Appendix I Cases of Unnatural Responses

Unnatural responses might be generated after multiple RL rounds.Figure 9 shows a caption generated by the model after 6 gDPO rounds with LoRA proxies, which contains some repeated patterns that make the caption unnatural. Figure 10 shows a caption generated by the model after 5 classical DPO rounds with LoRA proxies, which includes some strange characters and sentences.

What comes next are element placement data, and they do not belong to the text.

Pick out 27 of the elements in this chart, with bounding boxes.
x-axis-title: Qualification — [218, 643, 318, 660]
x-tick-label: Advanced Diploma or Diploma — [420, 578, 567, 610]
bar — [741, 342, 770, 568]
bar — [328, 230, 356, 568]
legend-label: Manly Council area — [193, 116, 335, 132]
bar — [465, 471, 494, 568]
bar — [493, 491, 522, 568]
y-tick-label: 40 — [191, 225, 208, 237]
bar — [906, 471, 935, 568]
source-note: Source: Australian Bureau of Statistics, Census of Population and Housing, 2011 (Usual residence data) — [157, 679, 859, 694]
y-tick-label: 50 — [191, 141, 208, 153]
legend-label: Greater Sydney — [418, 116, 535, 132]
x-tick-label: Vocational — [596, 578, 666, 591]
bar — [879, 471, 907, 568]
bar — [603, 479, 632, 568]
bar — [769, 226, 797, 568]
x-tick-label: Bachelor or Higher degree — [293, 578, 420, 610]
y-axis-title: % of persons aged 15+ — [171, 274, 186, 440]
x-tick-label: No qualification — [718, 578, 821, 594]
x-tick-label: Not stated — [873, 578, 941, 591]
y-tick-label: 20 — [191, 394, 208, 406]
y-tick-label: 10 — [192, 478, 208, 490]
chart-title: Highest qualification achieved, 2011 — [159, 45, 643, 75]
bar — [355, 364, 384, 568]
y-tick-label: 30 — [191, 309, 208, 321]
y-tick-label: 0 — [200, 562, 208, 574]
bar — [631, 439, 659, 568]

Enhancing Multimodal LLM for Detailed and Accurate Video Captioning using Multi-Round Preference Optimization (11)
Enhancing Multimodal LLM for Detailed and Accurate Video Captioning using Multi-Round Preference Optimization (12)
Enhancing Multimodal LLM for Detailed and Accurate Video Captioning using Multi-Round Preference Optimization (2025)
Top Articles
Latest Posts
Recommended Articles
Article information

Author: Dean Jakubowski Ret

Last Updated:

Views: 6205

Rating: 5 / 5 (50 voted)

Reviews: 89% of readers found this page helpful

Author information

Name: Dean Jakubowski Ret

Birthday: 1996-05-10

Address: Apt. 425 4346 Santiago Islands, Shariside, AK 38830-1874

Phone: +96313309894162

Job: Legacy Sales Designer

Hobby: Baseball, Wood carving, Candle making, Jigsaw puzzles, Lacemaking, Parkour, Drawing

Introduction: My name is Dean Jakubowski Ret, I am a enthusiastic, friendly, homely, handsome, zealous, brainy, elegant person who loves writing and wants to share my knowledge and understanding with you.